Adaptive Random Walk Metropolis with Spectral Preconditioning

Nov 7, 2024 · 3 min read

High-Level Overview

In Bayesian inference, we often need to sample from complex, high-dimensional posterior distributions that are non-conjugate. While MCMC algorithms like the Random Walk Metropolis (RWM) are the standard, they can fail when the posterior distribution has a difficult geometry—for example, if parameters are highly correlated.

This project implements a “smarter” RWM sampler that first learns the posterior’s geometry and then adapts its proposals, making it far more efficient at exploring these difficult, correlated spaces.

The Challenge: A Difficult, Misspecified Posterior

To test our sampler, we created a dataset with a known set of problems:

  1. Multicollinearity: The covariates in our design matrix $Z$ are deliberately correlated.
  2. Non-linear Data: One covariate, $x$, was sampled from a bimodal (U-shaped) distribution, creating sparse data in the middle.
  3. Skewed Errors: The noise was sampled from a Skew-Normal distribution, not a simple, symmetric Gaussian.

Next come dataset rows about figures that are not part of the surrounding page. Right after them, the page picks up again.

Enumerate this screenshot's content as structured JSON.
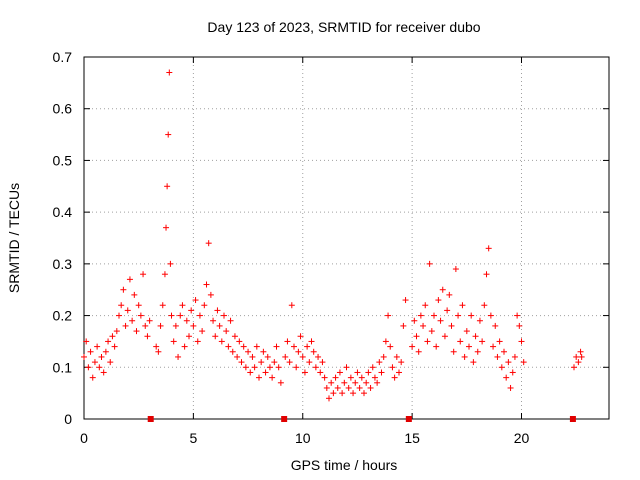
{
  "chart_data": {
    "type": "scatter",
    "title": "Day 123 of 2023, SRMTID for receiver dubo",
    "xlabel": "GPS time / hours",
    "ylabel": "SRMTID / TECUs",
    "xlim": [
      0,
      24
    ],
    "ylim": [
      0,
      0.7
    ],
    "xticks": [
      0,
      5,
      10,
      15,
      20
    ],
    "xtick_labels": [
      "0",
      "5",
      "10",
      "15",
      "20"
    ],
    "yticks": [
      0,
      0.1,
      0.2,
      0.3,
      0.4,
      0.5,
      0.6,
      0.7
    ],
    "ytick_labels": [
      "0",
      "0.1",
      "0.2",
      "0.3",
      "0.4",
      "0.5",
      "0.6",
      "0.7"
    ],
    "grid": true,
    "marker": "+",
    "marker_color": "#ff0000",
    "gap_markers_x": [
      3.05,
      9.15,
      14.85,
      22.35
    ],
    "series": [
      {
        "name": "SRMTID",
        "x": [
          0.0,
          0.1,
          0.2,
          0.3,
          0.4,
          0.5,
          0.6,
          0.7,
          0.8,
          0.9,
          1.0,
          1.1,
          1.2,
          1.3,
          1.4,
          1.5,
          1.6,
          1.7,
          1.8,
          1.9,
          2.0,
          2.1,
          2.2,
          2.3,
          2.4,
          2.5,
          2.6,
          2.7,
          2.8,
          2.9,
          3.0,
          3.3,
          3.4,
          3.5,
          3.6,
          3.7,
          3.75,
          3.8,
          3.85,
          3.9,
          3.95,
          4.0,
          4.1,
          4.2,
          4.3,
          4.4,
          4.5,
          4.6,
          4.7,
          4.8,
          4.9,
          5.0,
          5.1,
          5.2,
          5.3,
          5.4,
          5.5,
          5.6,
          5.7,
          5.8,
          5.9,
          6.0,
          6.1,
          6.2,
          6.3,
          6.4,
          6.5,
          6.6,
          6.7,
          6.8,
          6.9,
          7.0,
          7.1,
          7.2,
          7.3,
          7.4,
          7.5,
          7.6,
          7.7,
          7.8,
          7.9,
          8.0,
          8.1,
          8.2,
          8.3,
          8.4,
          8.5,
          8.6,
          8.7,
          8.8,
          8.9,
          9.0,
          9.2,
          9.3,
          9.4,
          9.5,
          9.6,
          9.7,
          9.8,
          9.9,
          10.0,
          10.1,
          10.2,
          10.3,
          10.4,
          10.5,
          10.6,
          10.7,
          10.8,
          10.9,
          11.0,
          11.1,
          11.2,
          11.3,
          11.4,
          11.5,
          11.6,
          11.7,
          11.8,
          11.9,
          12.0,
          12.1,
          12.2,
          12.3,
          12.4,
          12.5,
          12.6,
          12.7,
          12.8,
          12.9,
          13.0,
          13.1,
          13.2,
          13.3,
          13.4,
          13.5,
          13.6,
          13.7,
          13.8,
          13.9,
          14.0,
          14.1,
          14.2,
          14.3,
          14.4,
          14.5,
          14.6,
          14.7,
          15.0,
          15.1,
          15.2,
          15.3,
          15.4,
          15.5,
          15.6,
          15.7,
          15.8,
          15.9,
          16.0,
          16.1,
          16.2,
          16.3,
          16.4,
          16.5,
          16.6,
          16.7,
          16.8,
          16.9,
          17.0,
          17.1,
          17.2,
          17.3,
          17.4,
          17.5,
          17.6,
          17.7,
          17.8,
          17.9,
          18.0,
          18.1,
          18.2,
          18.3,
          18.4,
          18.5,
          18.6,
          18.7,
          18.8,
          18.9,
          19.0,
          19.1,
          19.2,
          19.3,
          19.4,
          19.5,
          19.6,
          19.7,
          19.8,
          19.9,
          20.0,
          20.1,
          22.4,
          22.5,
          22.6,
          22.7,
          22.75
        ],
        "y": [
          0.12,
          0.15,
          0.1,
          0.13,
          0.08,
          0.11,
          0.14,
          0.1,
          0.12,
          0.09,
          0.13,
          0.15,
          0.11,
          0.16,
          0.14,
          0.17,
          0.2,
          0.22,
          0.25,
          0.18,
          0.21,
          0.27,
          0.19,
          0.24,
          0.17,
          0.22,
          0.2,
          0.28,
          0.18,
          0.16,
          0.19,
          0.14,
          0.13,
          0.18,
          0.22,
          0.28,
          0.37,
          0.45,
          0.55,
          0.67,
          0.3,
          0.2,
          0.15,
          0.18,
          0.12,
          0.2,
          0.22,
          0.14,
          0.19,
          0.16,
          0.21,
          0.18,
          0.23,
          0.15,
          0.2,
          0.17,
          0.22,
          0.26,
          0.34,
          0.24,
          0.19,
          0.16,
          0.21,
          0.18,
          0.15,
          0.2,
          0.17,
          0.14,
          0.19,
          0.13,
          0.16,
          0.12,
          0.15,
          0.11,
          0.14,
          0.1,
          0.13,
          0.09,
          0.12,
          0.1,
          0.14,
          0.08,
          0.11,
          0.13,
          0.09,
          0.12,
          0.1,
          0.08,
          0.11,
          0.14,
          0.1,
          0.07,
          0.12,
          0.15,
          0.11,
          0.22,
          0.14,
          0.1,
          0.13,
          0.16,
          0.12,
          0.09,
          0.14,
          0.11,
          0.15,
          0.13,
          0.1,
          0.12,
          0.09,
          0.11,
          0.08,
          0.06,
          0.04,
          0.07,
          0.05,
          0.08,
          0.06,
          0.09,
          0.05,
          0.07,
          0.1,
          0.06,
          0.08,
          0.05,
          0.07,
          0.09,
          0.06,
          0.08,
          0.05,
          0.07,
          0.09,
          0.06,
          0.1,
          0.08,
          0.07,
          0.11,
          0.09,
          0.12,
          0.15,
          0.2,
          0.14,
          0.1,
          0.08,
          0.12,
          0.09,
          0.11,
          0.18,
          0.23,
          0.14,
          0.19,
          0.16,
          0.13,
          0.2,
          0.18,
          0.22,
          0.15,
          0.3,
          0.17,
          0.2,
          0.14,
          0.23,
          0.19,
          0.25,
          0.16,
          0.21,
          0.24,
          0.18,
          0.13,
          0.29,
          0.2,
          0.15,
          0.22,
          0.12,
          0.17,
          0.14,
          0.2,
          0.11,
          0.16,
          0.13,
          0.19,
          0.15,
          0.22,
          0.28,
          0.33,
          0.2,
          0.14,
          0.18,
          0.12,
          0.15,
          0.1,
          0.13,
          0.08,
          0.11,
          0.06,
          0.09,
          0.12,
          0.2,
          0.18,
          0.15,
          0.11,
          0.1,
          0.12,
          0.11,
          0.13,
          0.12
        ],
        "color": "#ff0000"
      }
    ]
  }
}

We then tried to fit two models to this data: a (wrong) misspecified linear model and the (correct) quadratic model that actually generated the data.

This setup creates a non-conjugate posterior distribution that is very difficult to sample from. The posterior for our true (quadratic) model is:

$$ p(\theta \mid y) \propto \left[ \prod_{i=1}^n \frac{2}{\sigma} \, \phi\left( \frac{y_i - (z_i^\top \beta + \gamma x_i^2)}{\sigma} \right) \, \Phi\left( \alpha \cdot \frac{y_i - (z_i^\top \beta + \gamma x_i^2)}{\sigma} \right) \right] \cdot \exp\left( -\frac{1}{2} \|\theta\|^2 \right) $$

The Model: Adaptive RWM with Spectral Preconditioning

A standard Random Walk Metropolis (RWM) algorithm proposes new steps using a standard Gaussian:

$$ \theta^* = \theta^{(t)} + h \, \epsilon, \quad \epsilon \sim N(0, I) $$

This is “isotropic”—it tries to move the same distance in all directions. This is inefficient for a posterior shaped like a long, narrow valley (which is what correlation creates).

Our model adds two enhancements:

  1. Spectral Preconditioning: We first run a short “burn-in” chain to estimate the posterior covariance, $\widehat{\Sigma}$. We then use spectral decomposition ($\widehat{\Sigma} = Q\Lambda Q^T$) to find the posterior’s main axes of variance. We use this to “rotate and scale” our proposal to match the target’s geometry:

    $$ \theta^* = \theta^{(t)} + h L_{spec}\epsilon \quad \text{(where } L_{spec} = Q\Lambda^{1/2} \text{)} $$
  2. Adaptive Step Size: We automatically tune the step size $h$ to target the optimal acceptance rate ($\alpha^* \approx 0.234$) using the Robbins-Monro algorithm. This ensures the chain is always exploring efficiently.

    $$ h_{t+1} = h_t - \gamma_t(\hat{\alpha}_t - \alpha^*) $$

Our Approach & Results

We ran our adaptive, preconditioned RWM on both the misspecified linear model and the true quadratic model. We also ran a simple RWM and an adaptive-only RWM for comparison. We present traceplots of the quadratic and linear final models below:

Traceplots for the quadratic model.

Traceplots for the linear model.

Preconditioning is the Key to Efficiency

The simple RWM and adaptive-only RWM completely failed, producing a minimum Effective Sample Size (ESS) of less than 10. They simply could not explore the correlated posterior.

Our preconditioned sampler achieved a minimum ESS of over 1900 for the most difficult parameters. Critically, the runtime was almost identical to the failed samplers. We achieved a >200x efficiency gain for free.

A Good Sampler Can’t Fix a Bad Model

The sampler’s efficiency also allowed us to see how bad the model misspecification was.

  • The true quadratic model successfully recovered the true parameter for $\gamma$ (Estimate: 0.2484 vs. True: 0.25).
  • The misspecified linear model was wrong. It compensated for the missing $x^2$ term by biasing $\gamma$ to 1.8797.
  • Even using Bayesian Bagging on the linear model couldn’t fix it.